De werkgever heef op zijn beurt een berekening gemaakt op basis van een vergelijking tussen de inhoudingen op de overgelegde loonstroken en de (brief met) afdrachten aan het CAK volgens de brief van het CAK. Hij komt daarbij uit op een bedrag van (€ 1.782,50 – € 1.464,30 =) € 318,20 van aan onterechte aanhoudingen en heeft zich bereid verklaard dit bedrag in ieder geval aan de werknemer te betalen.
De kantonrechter wijst dit bedrag van € 318,20 toe, omdat hiervan vast is komen te staan dat dit onterecht op het loon van de werknemer is ingehouden.

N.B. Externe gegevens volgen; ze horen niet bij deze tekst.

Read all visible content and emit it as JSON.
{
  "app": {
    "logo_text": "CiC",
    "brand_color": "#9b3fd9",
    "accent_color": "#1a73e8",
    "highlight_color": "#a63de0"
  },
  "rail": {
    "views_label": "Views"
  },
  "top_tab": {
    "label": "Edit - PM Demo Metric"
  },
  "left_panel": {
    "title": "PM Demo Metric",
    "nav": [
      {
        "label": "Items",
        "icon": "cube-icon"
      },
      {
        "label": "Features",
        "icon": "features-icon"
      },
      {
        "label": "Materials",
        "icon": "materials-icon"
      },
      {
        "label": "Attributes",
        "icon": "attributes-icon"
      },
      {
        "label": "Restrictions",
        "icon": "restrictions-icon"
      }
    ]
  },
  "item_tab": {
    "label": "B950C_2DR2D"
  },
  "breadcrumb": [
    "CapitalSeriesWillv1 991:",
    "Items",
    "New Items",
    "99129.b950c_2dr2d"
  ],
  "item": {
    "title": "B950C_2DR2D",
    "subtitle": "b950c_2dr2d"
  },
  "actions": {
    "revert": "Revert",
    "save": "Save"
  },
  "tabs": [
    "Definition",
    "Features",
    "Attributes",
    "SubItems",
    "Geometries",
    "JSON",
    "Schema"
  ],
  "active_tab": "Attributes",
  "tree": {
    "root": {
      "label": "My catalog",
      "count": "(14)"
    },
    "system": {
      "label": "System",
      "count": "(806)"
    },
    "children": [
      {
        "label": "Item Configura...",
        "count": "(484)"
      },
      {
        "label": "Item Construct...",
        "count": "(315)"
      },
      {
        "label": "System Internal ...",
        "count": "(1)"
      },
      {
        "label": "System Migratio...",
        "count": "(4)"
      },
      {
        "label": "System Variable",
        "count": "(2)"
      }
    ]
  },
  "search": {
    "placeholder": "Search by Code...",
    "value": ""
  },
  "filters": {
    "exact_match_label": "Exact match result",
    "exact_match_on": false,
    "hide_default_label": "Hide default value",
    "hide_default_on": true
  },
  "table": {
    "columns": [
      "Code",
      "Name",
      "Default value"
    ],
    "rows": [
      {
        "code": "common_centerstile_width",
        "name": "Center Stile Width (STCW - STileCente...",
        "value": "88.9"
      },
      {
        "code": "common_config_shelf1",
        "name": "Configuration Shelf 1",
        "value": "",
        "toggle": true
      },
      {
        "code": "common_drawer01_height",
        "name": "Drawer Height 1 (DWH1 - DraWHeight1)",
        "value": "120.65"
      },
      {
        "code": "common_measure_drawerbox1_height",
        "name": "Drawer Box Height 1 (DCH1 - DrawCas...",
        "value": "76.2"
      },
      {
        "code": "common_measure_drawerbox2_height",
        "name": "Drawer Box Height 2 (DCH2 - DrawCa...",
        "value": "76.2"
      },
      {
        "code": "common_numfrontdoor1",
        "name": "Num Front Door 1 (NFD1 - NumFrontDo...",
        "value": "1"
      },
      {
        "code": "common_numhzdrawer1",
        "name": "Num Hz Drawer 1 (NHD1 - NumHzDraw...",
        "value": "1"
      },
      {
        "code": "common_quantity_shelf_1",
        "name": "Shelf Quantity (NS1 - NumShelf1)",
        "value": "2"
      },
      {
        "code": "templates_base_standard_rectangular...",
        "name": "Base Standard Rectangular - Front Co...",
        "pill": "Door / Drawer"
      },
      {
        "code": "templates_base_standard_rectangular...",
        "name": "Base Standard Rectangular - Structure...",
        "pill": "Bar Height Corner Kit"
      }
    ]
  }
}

Voor toewijzing van een hoger bedrag ontbreekt een deugdelijke cijfermatige onderbouwing.
Hoogte toewijsbaar loon
Het loon dat wordt toegewezen is dan ook 80% van het loon van de werknemer per vier weken vanaf 11 januari 2024. Dat is een bedrag van (80% van € 1.620,48 bruto =) € 1.296,48 bruto. Conform de vordering wordt dit bedrag toegewezen totdat de arbeidsovereenkomst rechtsgeldig is geëindigd.
Wettelijke verhoging
De wettelijke verhoging wordt toegewezen over het achterstallig loon en het loon dat te laat betaald is, behalve over het loon dat gelijk is aan de onterechte CAK-inhoudingen. De kantonrechter ziet aanleiding de wettelijke verhoging te matigen tot 20%. Hoewel de werkgever het loon onterecht niet heeft uitbetaald, vindt de kantonrechter wel invoelbaar dat de werkgever tot een loonsanctie wilde overgaan.
Wat betreft de CAK-inhoudingen is niet vast komen te staan dat de werkgever er tijdig van op de hoogte was dat hij de inhoudingen niet meer hoefde te doen.
De wettelijke verhoging is niet toewijsbaar over de wettelijke rente.
Wettelijke rente
De wettelijke rente wordt toegewezen over het achterstallig loon en het loon dat te laat betaald is vanaf de data van opeisbaarheid. Voor het loon dat gelijk is aan de onterechte CAK-inhoudingen geldt dat de gemachtigde van de werknemer de werkgever bij brief van 12 januari 2024 heeft aangeschreven om het bedrag van € 994,20 aan haar te voldoen. Aangezien een cijfermatige onderbouwing van dit bedrag ontbreekt, kan er niet van worden uitgegaan dat de werkgever dat bedrag aan de werknemer verschuldigd is.
Pas tijdens de zitting in deze procedure is vast komen te staan dat de werkgever aan de werknemer in ieder geval het bedrag van € 318,20 moet betalen in verband met onterechte inhoudingen. De kantonrechter ziet hierin aanleiding de wettelijke rente over dit bedrag toe te wijzen vanaf de datum van dit vonnis.
Beslissing kantonrechter
De kantonrechter veroordeelt de werkgever om aan de werknemer te betalen:
- het (achterstallig) loon van € 1.296,18 bruto per vier weken totdat de arbeidsovereenkomst op rechtsgeldige wijze tot een einde is gekomen, met de wettelijke rente en de wettelijke verhoging van 20% over het loon dat vanaf periode 2023-13 niet op tijd betaald is én opeisbaar is op de datum van dit vonnis vanaf de data van opeisbaarheid tot de dag dat volledig is betaald;
- € 318,20 aan onterechte CAK-inhoudingen, met de wettelijke rente over dat bedrag vanaf de datum van dit vonnis tot de dag dat volledig is betaald.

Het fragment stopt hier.